失着点・展界編 23


(23)
緒方はパソコンに向かってはいたが、頭の中にはタクシーに乗る前の、
ヒカルの表情の事が引っ掛かっていた。
…確かにあいつは、泣いていた。だがその事に触れていいものかどうか。
一時期真剣に囲碁をやめようとしていた時期もあったと聞いている。
「…まあ、あいつはあいつなりにいろいろあるんだろうな…。
…進藤の奴、まさか酒でも飲んだんじゃないだろうな。フッ。」
そのヒカルは、トイレの中で激しい苦痛に喘いでいた。
便器の中が真っ赤に染まる程の激しい下痢。腸の中で出血が続いているのだ。
一度峠を越したと思って流しても、直に次の痙攣が来る。出口の周辺が腫れて
いて、その瞬間の度に引き連れるような痛みが走る。
「ううっ…クッ…」
泣きながら天井を仰ぎ、ひたすら嵐が過ぎ去るのを耐えて待つ。
ハアハアと肩で息をし、ようやくおさまりが来て水を流して立とうとした時、
ポトリと何かが足元に落ちた。
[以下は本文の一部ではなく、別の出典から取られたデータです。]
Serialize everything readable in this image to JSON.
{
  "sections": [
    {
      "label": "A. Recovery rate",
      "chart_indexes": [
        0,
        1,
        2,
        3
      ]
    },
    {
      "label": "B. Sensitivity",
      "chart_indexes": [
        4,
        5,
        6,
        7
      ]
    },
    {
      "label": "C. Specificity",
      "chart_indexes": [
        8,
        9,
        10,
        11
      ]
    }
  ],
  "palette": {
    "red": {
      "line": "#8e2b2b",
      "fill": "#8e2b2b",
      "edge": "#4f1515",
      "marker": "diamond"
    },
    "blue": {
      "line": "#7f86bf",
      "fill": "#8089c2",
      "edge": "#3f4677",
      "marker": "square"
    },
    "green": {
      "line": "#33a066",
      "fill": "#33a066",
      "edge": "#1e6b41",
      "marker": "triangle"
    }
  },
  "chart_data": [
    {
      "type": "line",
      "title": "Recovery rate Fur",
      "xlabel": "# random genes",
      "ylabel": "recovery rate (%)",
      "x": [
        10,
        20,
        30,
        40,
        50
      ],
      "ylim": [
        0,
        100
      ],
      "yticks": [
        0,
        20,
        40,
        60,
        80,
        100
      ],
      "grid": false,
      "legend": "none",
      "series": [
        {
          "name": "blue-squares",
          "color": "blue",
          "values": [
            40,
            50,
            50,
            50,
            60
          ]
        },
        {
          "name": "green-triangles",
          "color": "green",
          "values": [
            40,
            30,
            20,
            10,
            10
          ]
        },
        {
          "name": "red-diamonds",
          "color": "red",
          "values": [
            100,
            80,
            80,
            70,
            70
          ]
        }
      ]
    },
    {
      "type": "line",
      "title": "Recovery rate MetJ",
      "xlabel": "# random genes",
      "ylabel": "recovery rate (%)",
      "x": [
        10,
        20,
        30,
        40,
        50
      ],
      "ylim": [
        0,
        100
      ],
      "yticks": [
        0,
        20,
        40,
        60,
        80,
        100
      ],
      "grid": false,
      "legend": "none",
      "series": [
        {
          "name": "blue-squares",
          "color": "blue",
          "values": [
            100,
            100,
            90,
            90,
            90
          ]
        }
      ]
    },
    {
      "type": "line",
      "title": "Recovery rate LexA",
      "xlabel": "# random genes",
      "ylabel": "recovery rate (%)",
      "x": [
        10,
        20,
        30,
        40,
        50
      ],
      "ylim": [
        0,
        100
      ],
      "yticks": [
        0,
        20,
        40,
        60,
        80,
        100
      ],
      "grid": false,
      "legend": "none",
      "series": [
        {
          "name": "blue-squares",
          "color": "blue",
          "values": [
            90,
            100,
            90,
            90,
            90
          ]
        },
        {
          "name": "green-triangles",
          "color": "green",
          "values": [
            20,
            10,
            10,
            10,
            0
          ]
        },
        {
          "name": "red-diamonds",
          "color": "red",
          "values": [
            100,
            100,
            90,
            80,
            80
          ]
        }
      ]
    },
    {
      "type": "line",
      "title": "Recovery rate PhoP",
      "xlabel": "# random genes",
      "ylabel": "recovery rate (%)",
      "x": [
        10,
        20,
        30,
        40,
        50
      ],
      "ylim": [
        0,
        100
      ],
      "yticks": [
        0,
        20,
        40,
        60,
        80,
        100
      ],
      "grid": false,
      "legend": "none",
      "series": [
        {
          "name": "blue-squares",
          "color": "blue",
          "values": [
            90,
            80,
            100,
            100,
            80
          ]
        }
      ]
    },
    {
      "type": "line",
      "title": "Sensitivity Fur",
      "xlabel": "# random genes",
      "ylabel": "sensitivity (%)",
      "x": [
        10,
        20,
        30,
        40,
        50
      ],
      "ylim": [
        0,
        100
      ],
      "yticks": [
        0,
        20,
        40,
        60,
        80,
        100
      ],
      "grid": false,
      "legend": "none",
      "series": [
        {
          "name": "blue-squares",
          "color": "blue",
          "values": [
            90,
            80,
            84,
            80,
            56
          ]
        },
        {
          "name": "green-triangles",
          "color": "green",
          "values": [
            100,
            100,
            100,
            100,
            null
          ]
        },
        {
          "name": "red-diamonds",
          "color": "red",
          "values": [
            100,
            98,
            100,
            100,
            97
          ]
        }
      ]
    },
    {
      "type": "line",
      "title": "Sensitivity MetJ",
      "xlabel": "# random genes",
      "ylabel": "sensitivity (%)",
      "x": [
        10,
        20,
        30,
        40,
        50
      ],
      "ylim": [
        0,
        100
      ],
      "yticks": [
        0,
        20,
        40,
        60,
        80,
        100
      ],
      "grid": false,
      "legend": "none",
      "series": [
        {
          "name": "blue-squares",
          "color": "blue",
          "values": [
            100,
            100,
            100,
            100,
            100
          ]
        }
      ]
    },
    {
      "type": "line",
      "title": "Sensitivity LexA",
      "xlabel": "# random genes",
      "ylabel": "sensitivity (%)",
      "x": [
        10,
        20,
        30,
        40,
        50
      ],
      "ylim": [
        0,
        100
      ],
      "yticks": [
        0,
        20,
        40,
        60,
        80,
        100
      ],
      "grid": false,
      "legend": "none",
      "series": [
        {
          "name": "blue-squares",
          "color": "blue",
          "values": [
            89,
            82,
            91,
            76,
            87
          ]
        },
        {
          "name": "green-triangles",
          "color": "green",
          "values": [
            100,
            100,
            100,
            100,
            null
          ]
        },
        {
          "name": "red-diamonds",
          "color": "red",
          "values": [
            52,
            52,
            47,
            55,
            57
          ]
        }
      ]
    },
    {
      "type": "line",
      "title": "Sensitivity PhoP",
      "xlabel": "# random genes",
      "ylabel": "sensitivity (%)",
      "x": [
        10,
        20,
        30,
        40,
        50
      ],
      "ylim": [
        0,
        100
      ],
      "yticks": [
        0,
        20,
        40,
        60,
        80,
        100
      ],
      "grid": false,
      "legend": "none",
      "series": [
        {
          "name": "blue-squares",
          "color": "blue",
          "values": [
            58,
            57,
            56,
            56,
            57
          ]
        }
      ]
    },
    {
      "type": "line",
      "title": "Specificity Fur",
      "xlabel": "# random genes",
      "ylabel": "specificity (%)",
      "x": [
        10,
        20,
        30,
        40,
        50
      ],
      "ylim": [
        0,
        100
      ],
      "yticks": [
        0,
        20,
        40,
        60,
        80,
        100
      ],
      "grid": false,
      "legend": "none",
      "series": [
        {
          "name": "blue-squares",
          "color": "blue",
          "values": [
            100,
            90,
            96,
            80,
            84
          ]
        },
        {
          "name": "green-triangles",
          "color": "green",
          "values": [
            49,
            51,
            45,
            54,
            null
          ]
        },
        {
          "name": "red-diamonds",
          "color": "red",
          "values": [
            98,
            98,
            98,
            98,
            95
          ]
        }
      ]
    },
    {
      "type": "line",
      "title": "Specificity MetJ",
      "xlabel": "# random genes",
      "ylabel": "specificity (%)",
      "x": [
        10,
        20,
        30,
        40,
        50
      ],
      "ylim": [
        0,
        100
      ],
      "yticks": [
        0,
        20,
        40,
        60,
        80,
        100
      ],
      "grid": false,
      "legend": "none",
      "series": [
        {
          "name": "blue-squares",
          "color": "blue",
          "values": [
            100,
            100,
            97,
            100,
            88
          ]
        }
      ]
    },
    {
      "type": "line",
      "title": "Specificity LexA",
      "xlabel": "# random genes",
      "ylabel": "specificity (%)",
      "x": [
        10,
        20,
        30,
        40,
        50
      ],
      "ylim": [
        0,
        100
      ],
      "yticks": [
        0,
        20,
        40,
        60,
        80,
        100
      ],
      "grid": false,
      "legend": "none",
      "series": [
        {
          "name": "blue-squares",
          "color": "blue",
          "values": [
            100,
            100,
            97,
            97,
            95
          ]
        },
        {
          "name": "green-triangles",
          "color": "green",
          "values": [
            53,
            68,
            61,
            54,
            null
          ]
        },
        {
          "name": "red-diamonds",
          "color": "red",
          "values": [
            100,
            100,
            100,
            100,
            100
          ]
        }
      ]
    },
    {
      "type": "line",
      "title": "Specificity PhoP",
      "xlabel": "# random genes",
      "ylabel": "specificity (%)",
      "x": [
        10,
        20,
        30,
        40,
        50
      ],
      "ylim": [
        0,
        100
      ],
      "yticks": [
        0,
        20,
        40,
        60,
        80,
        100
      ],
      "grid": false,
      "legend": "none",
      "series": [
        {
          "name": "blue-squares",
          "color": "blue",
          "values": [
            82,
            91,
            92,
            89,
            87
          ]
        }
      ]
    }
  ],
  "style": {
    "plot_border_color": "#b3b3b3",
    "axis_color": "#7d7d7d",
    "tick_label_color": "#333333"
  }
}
伊角が入れてくれたハンカチだった。
それが鮮血に染まっていた。それを見た時、スーッとヒカルの中で何かが
下がり、ゴトリとその場に倒れた。
物音がしたような気がして緒方はトイレの方を見た。
そう言えばかなり時間がかかっている。
「…進藤?」
念のため呼び掛けてみるが、返事がない。ノックをするが同じだった。
ノブを廻すとカギはかかっていない。緒方は躊躇することなくドアを開けた。